The statue at Shravanabelagola was voted by the readers of “Times of India” a leading daily, as the first of the Seven Wonders of India by scoring 49% votes.
The base of the statue has an inscription in Prakrit, dating to 981 AD. The inscription praises the king who funded the effort and his general, Chavundaraya who erected the statue for his mother. Every twelve years, thousands of devotees congregate here to perform the Mahamastakabhisheka, a spectacular ceremony in which the statue is anointed with water, turmeric, rice flour, sugar cane juice, sandalwood paste, saffron, and gold and silver flowers.
The Vindhyagiri hill is about 470 feet above the ground and is of solid rock. It must be climbed barefoot. Tourists can use the main steps from the town consisting of dual flights of about 660 steps to the top which was cut out in the rock. You may see old people climb these steps however they are steep and it can be a hard climb. In summer the rock can get hot, so you may carry a pair of socks to be worn while climbing the steps. Old people who cannot climb can avail palanquin services. The palanquin bearers carry them on chair.

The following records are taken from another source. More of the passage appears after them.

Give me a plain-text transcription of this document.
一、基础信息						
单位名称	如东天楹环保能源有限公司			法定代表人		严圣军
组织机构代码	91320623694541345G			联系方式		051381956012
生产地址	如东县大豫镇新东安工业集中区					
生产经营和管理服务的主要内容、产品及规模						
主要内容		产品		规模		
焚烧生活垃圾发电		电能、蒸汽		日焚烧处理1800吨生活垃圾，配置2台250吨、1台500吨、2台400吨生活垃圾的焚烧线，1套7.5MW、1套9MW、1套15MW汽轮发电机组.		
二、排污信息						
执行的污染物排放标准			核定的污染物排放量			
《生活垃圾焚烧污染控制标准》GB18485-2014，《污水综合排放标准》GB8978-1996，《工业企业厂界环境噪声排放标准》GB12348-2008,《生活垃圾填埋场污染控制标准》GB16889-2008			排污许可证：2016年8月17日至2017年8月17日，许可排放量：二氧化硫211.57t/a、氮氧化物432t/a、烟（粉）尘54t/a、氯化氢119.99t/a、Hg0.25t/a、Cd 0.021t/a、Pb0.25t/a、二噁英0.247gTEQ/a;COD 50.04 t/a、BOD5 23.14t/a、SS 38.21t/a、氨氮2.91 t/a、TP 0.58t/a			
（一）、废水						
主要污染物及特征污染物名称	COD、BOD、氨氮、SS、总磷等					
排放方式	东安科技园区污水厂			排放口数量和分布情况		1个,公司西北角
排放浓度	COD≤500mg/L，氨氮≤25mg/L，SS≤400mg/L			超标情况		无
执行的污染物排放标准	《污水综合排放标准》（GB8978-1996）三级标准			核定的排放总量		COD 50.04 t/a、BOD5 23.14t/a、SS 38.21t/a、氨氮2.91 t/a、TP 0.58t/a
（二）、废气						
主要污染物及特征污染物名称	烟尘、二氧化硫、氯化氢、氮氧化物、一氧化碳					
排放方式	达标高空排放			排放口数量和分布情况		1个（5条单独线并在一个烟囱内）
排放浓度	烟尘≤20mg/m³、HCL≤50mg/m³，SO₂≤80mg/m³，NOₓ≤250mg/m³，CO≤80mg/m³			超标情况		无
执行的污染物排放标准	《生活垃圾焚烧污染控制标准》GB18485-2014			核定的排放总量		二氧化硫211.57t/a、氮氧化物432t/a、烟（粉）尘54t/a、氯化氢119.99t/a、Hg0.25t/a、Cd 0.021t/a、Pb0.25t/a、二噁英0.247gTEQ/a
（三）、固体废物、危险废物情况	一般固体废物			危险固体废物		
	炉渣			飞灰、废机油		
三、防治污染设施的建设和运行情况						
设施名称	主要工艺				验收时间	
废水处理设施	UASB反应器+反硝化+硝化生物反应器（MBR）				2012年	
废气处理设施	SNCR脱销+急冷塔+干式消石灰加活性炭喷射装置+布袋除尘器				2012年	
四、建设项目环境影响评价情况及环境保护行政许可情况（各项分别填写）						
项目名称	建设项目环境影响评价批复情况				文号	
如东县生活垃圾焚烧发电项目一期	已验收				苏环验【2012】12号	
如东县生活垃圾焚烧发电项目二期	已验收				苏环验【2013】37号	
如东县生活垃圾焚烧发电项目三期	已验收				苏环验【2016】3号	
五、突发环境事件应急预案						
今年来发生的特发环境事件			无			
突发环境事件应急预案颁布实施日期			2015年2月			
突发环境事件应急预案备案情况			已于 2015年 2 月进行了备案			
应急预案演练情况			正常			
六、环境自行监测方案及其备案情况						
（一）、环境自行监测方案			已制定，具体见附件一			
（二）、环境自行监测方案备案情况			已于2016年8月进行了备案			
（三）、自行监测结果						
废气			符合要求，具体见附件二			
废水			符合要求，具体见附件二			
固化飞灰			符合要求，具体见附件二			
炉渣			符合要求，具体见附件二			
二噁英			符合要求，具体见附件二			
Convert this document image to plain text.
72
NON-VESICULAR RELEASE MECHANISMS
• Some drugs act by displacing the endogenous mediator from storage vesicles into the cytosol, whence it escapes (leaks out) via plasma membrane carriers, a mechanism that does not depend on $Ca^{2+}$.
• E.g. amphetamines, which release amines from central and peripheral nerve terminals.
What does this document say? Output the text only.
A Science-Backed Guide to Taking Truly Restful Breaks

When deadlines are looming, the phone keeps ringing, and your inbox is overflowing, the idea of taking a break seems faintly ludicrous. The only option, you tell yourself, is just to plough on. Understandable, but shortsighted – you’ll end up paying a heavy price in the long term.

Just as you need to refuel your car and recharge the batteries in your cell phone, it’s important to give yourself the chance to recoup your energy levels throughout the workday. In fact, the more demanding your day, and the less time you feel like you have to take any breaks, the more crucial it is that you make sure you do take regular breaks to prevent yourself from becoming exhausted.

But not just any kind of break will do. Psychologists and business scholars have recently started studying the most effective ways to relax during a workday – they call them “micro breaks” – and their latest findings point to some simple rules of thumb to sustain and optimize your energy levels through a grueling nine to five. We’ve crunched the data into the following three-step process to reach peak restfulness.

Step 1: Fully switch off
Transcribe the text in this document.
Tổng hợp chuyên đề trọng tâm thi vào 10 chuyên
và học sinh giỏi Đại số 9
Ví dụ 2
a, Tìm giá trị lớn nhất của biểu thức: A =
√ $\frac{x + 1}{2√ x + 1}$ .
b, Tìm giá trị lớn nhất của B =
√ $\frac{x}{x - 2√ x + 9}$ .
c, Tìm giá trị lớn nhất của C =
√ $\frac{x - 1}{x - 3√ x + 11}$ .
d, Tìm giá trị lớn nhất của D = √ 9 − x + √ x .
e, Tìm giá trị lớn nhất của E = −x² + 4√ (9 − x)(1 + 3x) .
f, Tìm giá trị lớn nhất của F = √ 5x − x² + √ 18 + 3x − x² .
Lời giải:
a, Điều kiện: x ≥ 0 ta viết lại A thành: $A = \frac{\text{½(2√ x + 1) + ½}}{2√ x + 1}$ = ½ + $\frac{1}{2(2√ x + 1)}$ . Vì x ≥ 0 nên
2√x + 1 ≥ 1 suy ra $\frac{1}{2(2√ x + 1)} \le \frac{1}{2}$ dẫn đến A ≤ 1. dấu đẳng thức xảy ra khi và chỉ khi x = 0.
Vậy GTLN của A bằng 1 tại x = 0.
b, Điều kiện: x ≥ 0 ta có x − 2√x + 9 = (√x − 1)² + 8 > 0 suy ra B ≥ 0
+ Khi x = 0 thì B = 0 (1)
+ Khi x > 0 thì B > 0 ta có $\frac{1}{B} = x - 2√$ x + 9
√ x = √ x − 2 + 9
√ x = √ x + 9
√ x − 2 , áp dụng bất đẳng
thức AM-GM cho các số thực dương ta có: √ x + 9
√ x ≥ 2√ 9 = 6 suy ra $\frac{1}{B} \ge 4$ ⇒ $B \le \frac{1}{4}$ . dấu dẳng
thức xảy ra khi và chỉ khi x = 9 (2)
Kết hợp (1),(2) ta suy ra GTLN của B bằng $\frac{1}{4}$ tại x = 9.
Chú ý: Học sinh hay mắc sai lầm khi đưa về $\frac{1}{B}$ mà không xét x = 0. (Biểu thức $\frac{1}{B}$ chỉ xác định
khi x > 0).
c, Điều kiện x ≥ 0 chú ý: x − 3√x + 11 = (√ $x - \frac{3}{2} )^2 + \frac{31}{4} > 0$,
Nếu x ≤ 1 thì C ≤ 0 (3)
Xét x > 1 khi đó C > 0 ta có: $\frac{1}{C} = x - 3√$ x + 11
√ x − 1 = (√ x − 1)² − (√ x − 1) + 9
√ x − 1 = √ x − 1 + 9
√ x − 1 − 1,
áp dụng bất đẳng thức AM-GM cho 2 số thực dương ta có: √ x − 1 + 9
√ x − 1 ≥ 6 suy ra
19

Chandragiri hill is a small hill located just opposite to the Vindhyagiri hill. It is believed that Chandragupta Maurya, the founder of the Maurya dynasty, breathed his last in this hill. Steps have been cut out in this hill and the ascent is similar to that of Vindhyagiri. It is steep and hard to climb. The hill has memorials to numerous monks and shravakas who have meditated here. Chandragiri also has the tomb of Chandragupta Maurya. There are also several monuments of interest scattered around this hill.